You will need a computer for this class with some modern operating system capable of running a Java compiler and some other misc. software. Remember that lab computers are also available on campus, see next section.

The prerequisites for this course are a grade of C or better in CS 310 and ENGH 302. I will assume "three semesters worth" of programming experience and knowledge of Java. You must understand basic program design, coding, and debugging techniques before taking this class.


  1. An understanding of all phases of the software engineering lifecycle (requirements, design, implementation, testing, deployment, maintenance).
  2. An understanding of several software lifecycle models including both prescriptive and agile models and knowledge of tradeoffs among these models.
  3. An ability to create and use UML models to develop and document software analysis and design artifacts.
  4. An understanding of fundamental project management and leadership issues for software teams.
  5. An ability to apply software engineering methods to address the requirements and design phases of a large software project.



Team Project Deliverables 32% (4% each)
Individual Homework 23% (2% per UML homework, 3% per writing homework, 8% final reflection)
Quizzes & Class Participation 20%
Final Exam 25%

Contesting of grades on any/all submissions must be requested within one week of the item's return.
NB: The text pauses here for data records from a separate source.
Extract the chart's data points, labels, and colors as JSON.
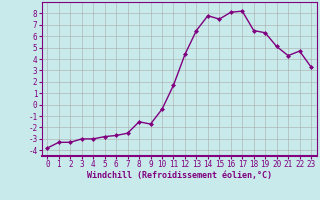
{
  "x": [
    0,
    1,
    2,
    3,
    4,
    5,
    6,
    7,
    8,
    9,
    10,
    11,
    12,
    13,
    14,
    15,
    16,
    17,
    18,
    19,
    20,
    21,
    22,
    23
  ],
  "y": [
    -3.8,
    -3.3,
    -3.3,
    -3.0,
    -3.0,
    -2.8,
    -2.7,
    -2.5,
    -1.5,
    -1.7,
    -0.4,
    1.7,
    4.4,
    6.5,
    7.8,
    7.5,
    8.1,
    8.2,
    6.5,
    6.3,
    5.1,
    4.3,
    4.7,
    3.3
  ],
  "line_color": "#800080",
  "marker": "D",
  "marker_size": 2,
  "bg_color": "#c8eaea",
  "grid_color": "#aaaaaa",
  "xlabel": "Windchill (Refroidissement éolien,°C)",
  "xlim": [
    -0.5,
    23.5
  ],
  "ylim": [
    -4.5,
    9
  ],
  "yticks": [
    -4,
    -3,
    -2,
    -1,
    0,
    1,
    2,
    3,
    4,
    5,
    6,
    7,
    8
  ],
  "xticks": [
    0,
    1,
    2,
    3,
    4,
    5,
    6,
    7,
    8,
    9,
    10,
    11,
    12,
    13,
    14,
    15,
    16,
    17,
    18,
    19,
    20,
    21,
    22,
    23
  ],
  "tick_color": "#800080",
  "label_color": "#800080",
  "axis_color": "#800080",
  "xlabel_fontsize": 6.0,
  "tick_fontsize": 5.5,
  "line_width": 1.0
}
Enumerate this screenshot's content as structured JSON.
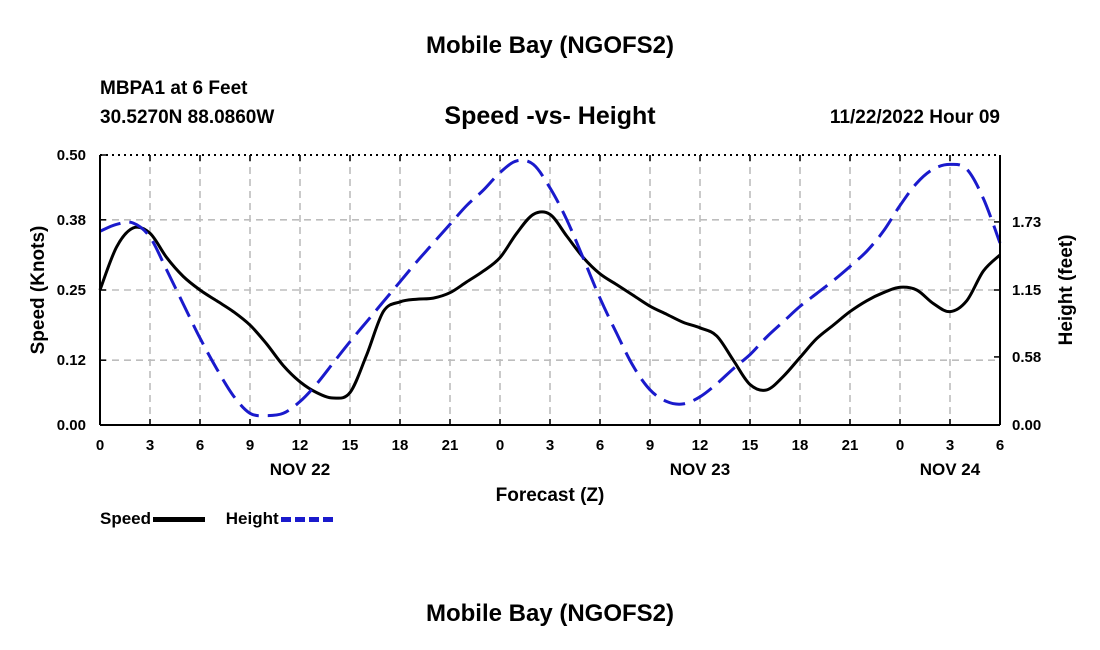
{
  "page": {
    "title_top": "Mobile Bay (NGOFS2)",
    "title_bottom": "Mobile Bay (NGOFS2)",
    "station": "MBPA1 at 6 Feet",
    "coords": "30.5270N  88.0860W",
    "timestamp": "11/22/2022 Hour 09"
  },
  "chart_data": {
    "type": "line",
    "title": "Speed -vs- Height",
    "xlabel": "Forecast (Z)",
    "ylabel": "Speed (Knots)",
    "y2label": "Height (feet)",
    "x_unit": "hours",
    "xlim": [
      0,
      54
    ],
    "ylim": [
      0,
      0.5
    ],
    "y2lim": [
      0,
      2.3
    ],
    "grid": true,
    "x_ticks": [
      0,
      3,
      6,
      9,
      12,
      15,
      18,
      21,
      24,
      27,
      30,
      33,
      36,
      39,
      42,
      45,
      48,
      51,
      54
    ],
    "x_tick_labels": [
      "0",
      "3",
      "6",
      "9",
      "12",
      "15",
      "18",
      "21",
      "0",
      "3",
      "6",
      "9",
      "12",
      "15",
      "18",
      "21",
      "0",
      "3",
      "6"
    ],
    "date_labels": [
      {
        "x": 12,
        "label": "NOV 22"
      },
      {
        "x": 36,
        "label": "NOV 23"
      },
      {
        "x": 51,
        "label": "NOV 24"
      }
    ],
    "y_ticks": [
      0,
      0.12,
      0.25,
      0.38,
      0.5
    ],
    "y_tick_labels": [
      "0.00",
      "0.12",
      "0.25",
      "0.38",
      "0.50"
    ],
    "y2_ticks": [
      0,
      0.58,
      1.15,
      1.73
    ],
    "y2_tick_labels": [
      "0.00",
      "0.58",
      "1.15",
      "1.73"
    ],
    "legend_position": "bottom-left",
    "series": [
      {
        "name": "Speed",
        "axis": "left",
        "color": "#000000",
        "style": "solid",
        "x": [
          0,
          1,
          2,
          3,
          4,
          5,
          6,
          7,
          8,
          9,
          10,
          11,
          12,
          13,
          14,
          15,
          16,
          17,
          18,
          19,
          20,
          21,
          22,
          23,
          24,
          25,
          26,
          27,
          28,
          29,
          30,
          31,
          32,
          33,
          34,
          35,
          36,
          37,
          38,
          39,
          40,
          41,
          42,
          43,
          44,
          45,
          46,
          47,
          48,
          49,
          50,
          51,
          52,
          53,
          54
        ],
        "values": [
          0.25,
          0.33,
          0.365,
          0.355,
          0.31,
          0.275,
          0.25,
          0.23,
          0.21,
          0.185,
          0.15,
          0.11,
          0.08,
          0.06,
          0.05,
          0.06,
          0.13,
          0.21,
          0.228,
          0.233,
          0.235,
          0.245,
          0.265,
          0.285,
          0.31,
          0.355,
          0.39,
          0.39,
          0.35,
          0.31,
          0.28,
          0.26,
          0.24,
          0.22,
          0.205,
          0.19,
          0.18,
          0.165,
          0.12,
          0.075,
          0.065,
          0.09,
          0.125,
          0.16,
          0.185,
          0.21,
          0.23,
          0.245,
          0.255,
          0.25,
          0.225,
          0.21,
          0.23,
          0.285,
          0.315
        ]
      },
      {
        "name": "Height",
        "axis": "right",
        "color": "#1a1acc",
        "style": "dashed",
        "x": [
          0,
          1,
          2,
          3,
          4,
          5,
          6,
          7,
          8,
          9,
          10,
          11,
          12,
          13,
          14,
          15,
          16,
          17,
          18,
          19,
          20,
          21,
          22,
          23,
          24,
          25,
          26,
          27,
          28,
          29,
          30,
          31,
          32,
          33,
          34,
          35,
          36,
          37,
          38,
          39,
          40,
          41,
          42,
          43,
          44,
          45,
          46,
          47,
          48,
          49,
          50,
          51,
          52,
          53,
          54
        ],
        "values": [
          1.65,
          1.71,
          1.72,
          1.6,
          1.32,
          1.03,
          0.74,
          0.48,
          0.25,
          0.1,
          0.08,
          0.1,
          0.2,
          0.35,
          0.53,
          0.71,
          0.88,
          1.05,
          1.22,
          1.39,
          1.55,
          1.71,
          1.87,
          2.0,
          2.15,
          2.25,
          2.22,
          2.02,
          1.75,
          1.42,
          1.08,
          0.78,
          0.5,
          0.3,
          0.2,
          0.18,
          0.24,
          0.35,
          0.48,
          0.6,
          0.75,
          0.88,
          1.01,
          1.12,
          1.23,
          1.35,
          1.48,
          1.65,
          1.87,
          2.06,
          2.18,
          2.22,
          2.18,
          1.93,
          1.55
        ]
      }
    ]
  }
}
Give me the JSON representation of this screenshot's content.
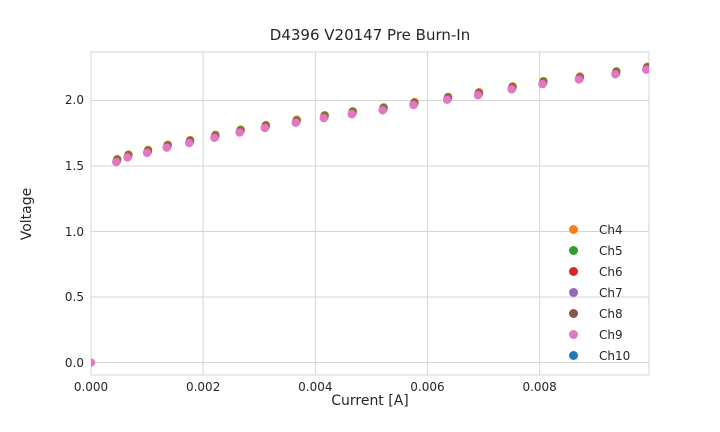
{
  "colors": {
    "background": "#ffffff",
    "grid": "#d5d5d5",
    "spine": "#d5d5d5",
    "text": "#262626"
  },
  "chart_data": {
    "type": "scatter",
    "title": "D4396 V20147 Pre Burn-In",
    "xlabel": "Current [A]",
    "ylabel": "Voltage",
    "grid": true,
    "legend_position": "lower right",
    "xlim": [
      0.0,
      0.00995
    ],
    "ylim": [
      -0.095,
      2.37
    ],
    "x_ticks": {
      "values": [
        0.0,
        0.002,
        0.004,
        0.006,
        0.008
      ],
      "labels": [
        "0.000",
        "0.002",
        "0.004",
        "0.006",
        "0.008"
      ]
    },
    "y_ticks": {
      "values": [
        0.0,
        0.5,
        1.0,
        1.5,
        2.0
      ],
      "labels": [
        "0.0",
        "0.5",
        "1.0",
        "1.5",
        "2.0"
      ]
    },
    "x": [
      0.00045,
      0.00065,
      0.001,
      0.00135,
      0.00175,
      0.0022,
      0.00265,
      0.0031,
      0.00365,
      0.00415,
      0.00465,
      0.0052,
      0.00575,
      0.00635,
      0.0069,
      0.0075,
      0.00805,
      0.0087,
      0.00935,
      0.0099
    ],
    "series": [
      {
        "name": "Ch4",
        "color": "#ff7f0e",
        "i_offset": 2e-05,
        "values": [
          1.553,
          1.588,
          1.623,
          1.663,
          1.698,
          1.738,
          1.778,
          1.813,
          1.853,
          1.888,
          1.918,
          1.948,
          1.988,
          2.028,
          2.063,
          2.108,
          2.148,
          2.183,
          2.223,
          2.258
        ]
      },
      {
        "name": "Ch5",
        "color": "#2ca02c",
        "i_offset": 1.5e-05,
        "values": [
          1.547,
          1.582,
          1.617,
          1.657,
          1.692,
          1.732,
          1.772,
          1.807,
          1.847,
          1.882,
          1.912,
          1.942,
          1.982,
          2.022,
          2.057,
          2.102,
          2.142,
          2.177,
          2.217,
          2.252
        ]
      },
      {
        "name": "Ch6",
        "color": "#d62728",
        "i_offset": 1e-05,
        "values": [
          1.541,
          1.576,
          1.611,
          1.651,
          1.686,
          1.726,
          1.766,
          1.801,
          1.841,
          1.876,
          1.906,
          1.936,
          1.976,
          2.016,
          2.051,
          2.096,
          2.136,
          2.171,
          2.211,
          2.246
        ]
      },
      {
        "name": "Ch7",
        "color": "#9467bd",
        "i_offset": 1e-05,
        "values": [
          1.538,
          1.573,
          1.608,
          1.648,
          1.683,
          1.723,
          1.763,
          1.798,
          1.838,
          1.873,
          1.903,
          1.933,
          1.973,
          2.013,
          2.048,
          2.093,
          2.133,
          2.168,
          2.208,
          2.243
        ]
      },
      {
        "name": "Ch8",
        "color": "#8c564b",
        "i_offset": 5e-06,
        "values": [
          1.534,
          1.569,
          1.604,
          1.644,
          1.679,
          1.719,
          1.759,
          1.794,
          1.834,
          1.869,
          1.899,
          1.929,
          1.969,
          2.009,
          2.044,
          2.089,
          2.129,
          2.164,
          2.204,
          2.239
        ]
      },
      {
        "name": "Ch9",
        "color": "#e377c2",
        "i_offset": 0.0,
        "values": [
          1.53,
          1.565,
          1.6,
          1.64,
          1.675,
          1.715,
          1.755,
          1.79,
          1.83,
          1.865,
          1.895,
          1.925,
          1.965,
          2.005,
          2.04,
          2.085,
          2.125,
          2.16,
          2.2,
          2.235
        ]
      },
      {
        "name": "Ch10",
        "color": "#1f77b4",
        "i_offset": 0.0,
        "values": []
      }
    ],
    "extra_points": [
      {
        "series": "Ch9",
        "x": 0.0,
        "v": 0.0
      }
    ],
    "marker_radius": 4.2
  }
}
No grade changes will be considered subsequent to that deadline, or after the final exam meeting.


Final grades will be assigned without rounding according to the following criteria. It is a 10-point scale per letter grade, with the upper and lower 2% of each 10% earning a + or -.
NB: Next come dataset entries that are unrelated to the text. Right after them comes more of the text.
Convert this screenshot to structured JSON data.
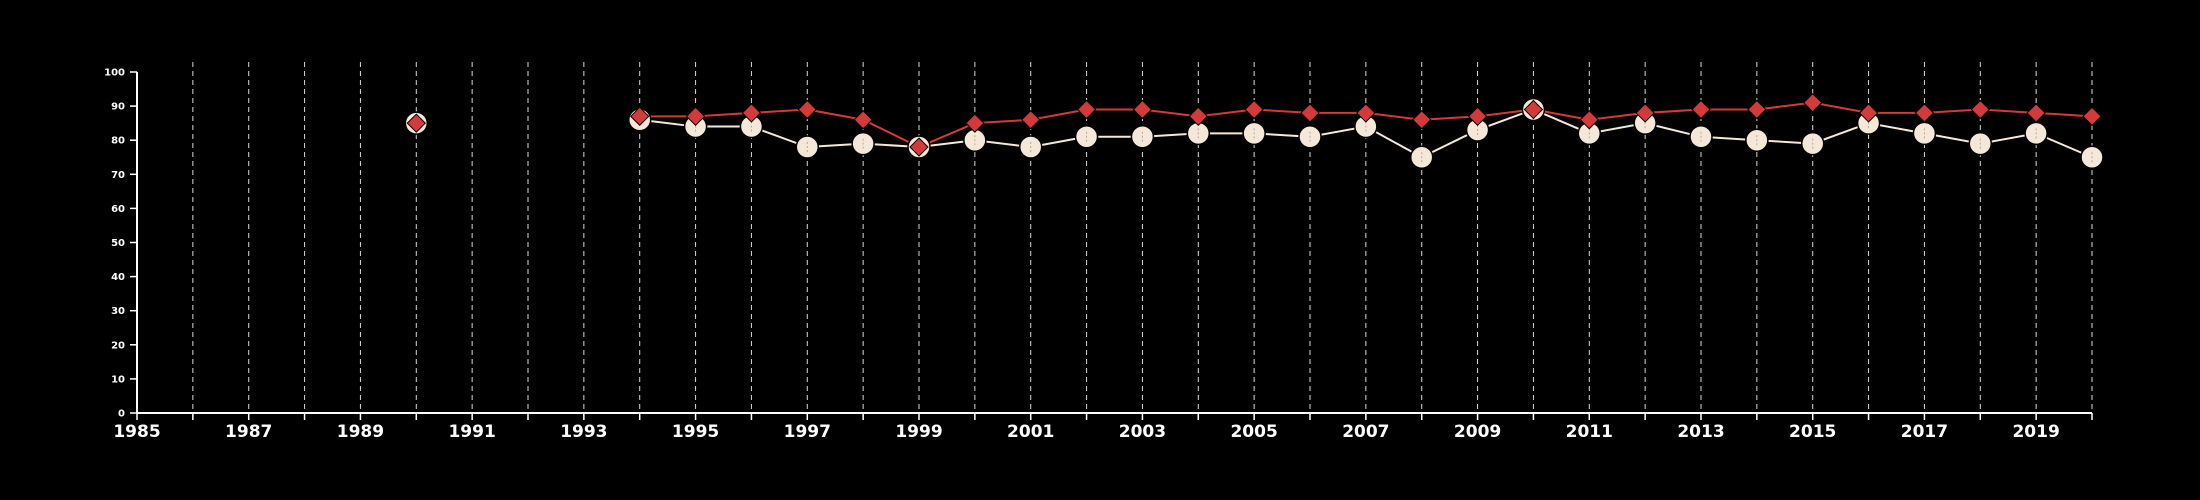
{
  "colors": {
    "background": "#000000",
    "axis": "#ffffff",
    "grid": "#d8d8d8",
    "series_red": "#d43a3a",
    "series_cream": "#f5e8d8"
  },
  "chart_data": {
    "type": "line",
    "title": "",
    "xlabel": "",
    "ylabel": "",
    "xlim": [
      1985,
      2020
    ],
    "ylim": [
      0,
      100
    ],
    "xticks": [
      1985,
      1987,
      1989,
      1991,
      1993,
      1995,
      1997,
      1999,
      2001,
      2003,
      2005,
      2007,
      2009,
      2011,
      2013,
      2015,
      2017,
      2019
    ],
    "yticks": [
      0,
      10,
      20,
      30,
      40,
      50,
      60,
      70,
      80,
      90,
      100
    ],
    "grid": "vertical dashed lines at each year",
    "legend": "none",
    "series": [
      {
        "marker": "diamond",
        "color": "#d43a3a",
        "points": [
          [
            1990,
            85
          ],
          [
            1994,
            87
          ],
          [
            1995,
            87
          ],
          [
            1996,
            88
          ],
          [
            1997,
            89
          ],
          [
            1998,
            86
          ],
          [
            1999,
            78
          ],
          [
            2000,
            85
          ],
          [
            2001,
            86
          ],
          [
            2002,
            89
          ],
          [
            2003,
            89
          ],
          [
            2004,
            87
          ],
          [
            2005,
            89
          ],
          [
            2006,
            88
          ],
          [
            2007,
            88
          ],
          [
            2008,
            86
          ],
          [
            2009,
            87
          ],
          [
            2010,
            89
          ],
          [
            2011,
            86
          ],
          [
            2012,
            88
          ],
          [
            2013,
            89
          ],
          [
            2014,
            89
          ],
          [
            2015,
            91
          ],
          [
            2016,
            88
          ],
          [
            2017,
            88
          ],
          [
            2018,
            89
          ],
          [
            2019,
            88
          ],
          [
            2020,
            87
          ]
        ]
      },
      {
        "marker": "circle",
        "color": "#f5e8d8",
        "points": [
          [
            1990,
            85
          ],
          [
            1994,
            86
          ],
          [
            1995,
            84
          ],
          [
            1996,
            84
          ],
          [
            1997,
            78
          ],
          [
            1998,
            79
          ],
          [
            1999,
            78
          ],
          [
            2000,
            80
          ],
          [
            2001,
            78
          ],
          [
            2002,
            81
          ],
          [
            2003,
            81
          ],
          [
            2004,
            82
          ],
          [
            2005,
            82
          ],
          [
            2006,
            81
          ],
          [
            2007,
            84
          ],
          [
            2008,
            75
          ],
          [
            2009,
            83
          ],
          [
            2010,
            89
          ],
          [
            2011,
            82
          ],
          [
            2012,
            85
          ],
          [
            2013,
            81
          ],
          [
            2014,
            80
          ],
          [
            2015,
            79
          ],
          [
            2016,
            85
          ],
          [
            2017,
            82
          ],
          [
            2018,
            79
          ],
          [
            2019,
            82
          ],
          [
            2020,
            75
          ]
        ]
      }
    ]
  }
}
A+ (>= 98.0%) A (>= 92.0%) A- (>= 90.0%)
B+ (>= 88.0%) B (>= 82.0%) B- (>= 80.0%)
C+ (>= 78.0%) C (>= 72.0%) C- (>= 70.0%)
D (>= 60.0%)
F (< 60.0%)


PRIME DIRECTIVE: Be able to explain your own work including homework, project deliverables, and exam solutions. The work you submit should be the product of your own effort and reflect your personal understanding unless the assignment is explicitly stated to be a group assignment (in writing). Students may be asked at any time to explain their contributions or exam solutions they submit. Inability to do so will be construed as evidence of misconduct.

Both the University and the Computer Science Department have honor codes you are expected to adhere to. We will be reviewing these in class, but more information about the university honor code can be found here: http://oai.gmu.edu/the-mason-honor-code-2/ and the deparment's honor code can be found here: http://cs.gmu.edu/resources/honor-code/. You are bound by these honor codes.

Any submitted work which shows too much commonality with others' work to be completely original, or any plagiarized work, will result in a case for the Honors Committee. Any code which is presented in class or provided to you as part of the project may be included in your programs.